It’s time to break free of social fears and meet new people.
College is a time of academic pursuits, certainly, but it is also a crucial time to network and grow socially. To those who are uncertain of when and where would be the right time to approach people and strike up a conversation, there are certain do’s and don’ts.
Don’t: Approach if they look like they’re having a bad day. Some people like being cheered up but probably not by a stranger talking to them.
Do: Approach if they look approachable, such as if they catch the eye or smile.
“When it comes to friendship, I think that the right time has to begin organically,” said Brent Yergensen, department chair of communication.
He said there are particular times and places when it is acceptable to talk to others, such as classmates sitting next to one another.
Don’t: Chat to someone who is obviously studying in a library or other quiet place.
“The wrong time to start a friendship is to corner them or make someone feel obligated,” said Yergensen.
Do: When at a dance, coffee shop or other public venue, why not try and meet someone new?
“You really wager nothing,” said Marcus Valdez, a freshman communication major from Centerville. “If they ignore you, you lost nothing.
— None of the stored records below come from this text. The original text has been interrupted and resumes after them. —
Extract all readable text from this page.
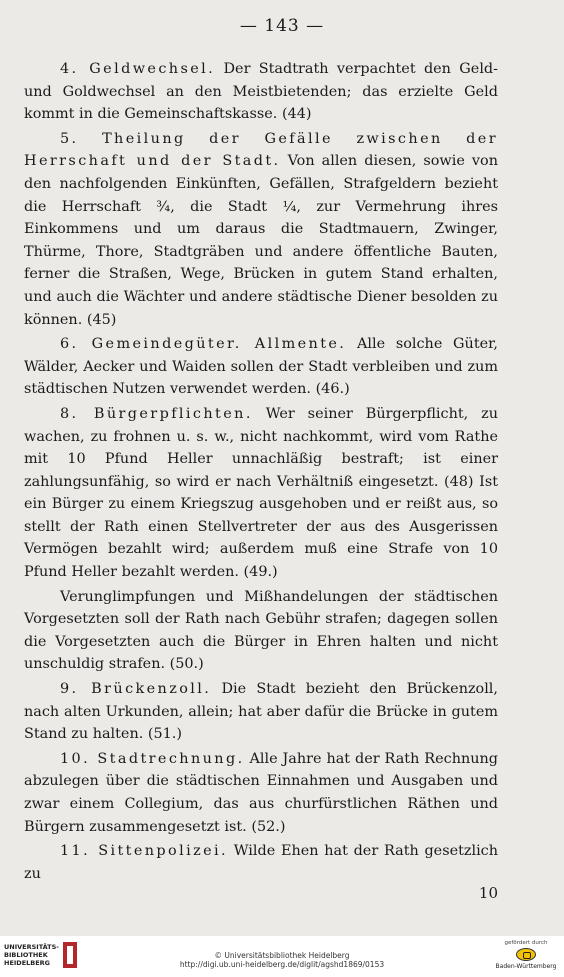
— 143 —

4. Geldwechsel. Der Stadtrath verpachtet den Geld- und Goldwechsel an den Meistbietenden; das erzielte Geld kommt in die Gemeinschaftskasse. (44)

5. Theilung der Gefälle zwischen der Herrschaft und der Stadt. Von allen diesen, sowie von den nachfolgenden Einkünften, Gefällen, Strafgeldern bezieht die Herrschaft ¾, die Stadt ¼, zur Vermehrung ihres Einkommens und um daraus die Stadtmauern, Zwinger, Thürme, Thore, Stadtgräben und andere öffentliche Bauten, ferner die Straßen, Wege, Brücken in gutem Stand erhalten, und auch die Wächter und andere städtische Diener besolden zu können. (45)

6. Gemeindegüter. Allmente. Alle solche Güter, Wälder, Aecker und Waiden sollen der Stadt verbleiben und zum städtischen Nutzen verwendet werden. (46.)

8. Bürgerpflichten. Wer seiner Bürgerpflicht, zu wachen, zu frohnen u. s. w., nicht nachkommt, wird vom Rathe mit 10 Pfund Heller unnachläßig bestraft; ist einer zahlungsunfähig, so wird er nach Verhältniß eingesetzt. (48) Ist ein Bürger zu einem Kriegszug ausgehoben und er reißt aus, so stellt der Rath einen Stellvertreter der aus des Ausgerissen Vermögen bezahlt wird; außerdem muß eine Strafe von 10 Pfund Heller bezahlt werden. (49.)

Verunglimpfungen und Mißhandelungen der städtischen Vorgesetzten soll der Rath nach Gebühr strafen; dagegen sollen die Vorgesetzten auch die Bürger in Ehren halten und nicht unschuldig strafen. (50.)

9. Brückenzoll. Die Stadt bezieht den Brückenzoll, nach alten Urkunden, allein; hat aber dafür die Brücke in gutem Stand zu halten. (51.)

10. Stadtrechnung. Alle Jahre hat der Rath Rechnung abzulegen über die städtischen Einnahmen und Ausgaben und zwar einem Collegium, das aus churfürstlichen Räthen und Bürgern zusammengesetzt ist. (52.)

11. Sittenpolizei. Wilde Ehen hat der Rath gesetzlich zu

10
UNIVERSITÄTS-
BIBLIOTHEK
HEIDELBERG
© Universitätsbibliothek Heidelberg
http://digi.ub.uni-heidelberg.de/diglit/agshd1869/0153
gefördert durch
Baden-Württemberg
You lost someone you didn’t know—who cares? But if something positive happens, you gain something.”
Don’t: Talk in more personal situations.
“The gym shower, that’s a wrong time to invite someone to be a friend,” said Wendy Worthington, a senior communication major from Ivins.
Do: Be friendly and network at social or athletic events.
“I’ve met a lot of friends playing soccer,” said Mason Brown, a sophomore business major from Park City. “After the game I’ll compliment them or they’ll compliment me.”
Brown’s example is about seeking out friends with common interests.
“Don’t choose your friends on what you observe,” Yergensen said. “Choose your friends on what your experiences are.”
Don’t: Ask uncomfortable questions or tell too much to first-time acquaintances.
Do: Start opening up to others while in college. It only gets harder as life goes on.
“I think that for the most part, people like to be approached to get to know people,” said Jordon Sharp, director of student involvement and leadership. “A lot of time they are afraid to be the first to do that.”
The wrong way would be to ask people information that they would not give out initially or divulge personal information too soon. But this should not deter anyone from attempting.
Don’t: Be afraid of feeling uncomfortable or getting shut down.
“The personal relationships are the ones you remember in college, but those don’t just happen,” Sharp said. “You have to get involved. Uncomfortable positions is where we grow as human beings.”
Students won’t be able to make these relationships without effort.
Do: Steer away from communicating only through the use of technology.
“Put the cellphone down,” Sharp said. “Put the remote down, and go communicate”
Everyone has awkward moments and fears of rejection, but it’s necessary to think back to the process of making friends and realize that if one hadn’t gone up to the other one, all of the memories wouldn’t have happened.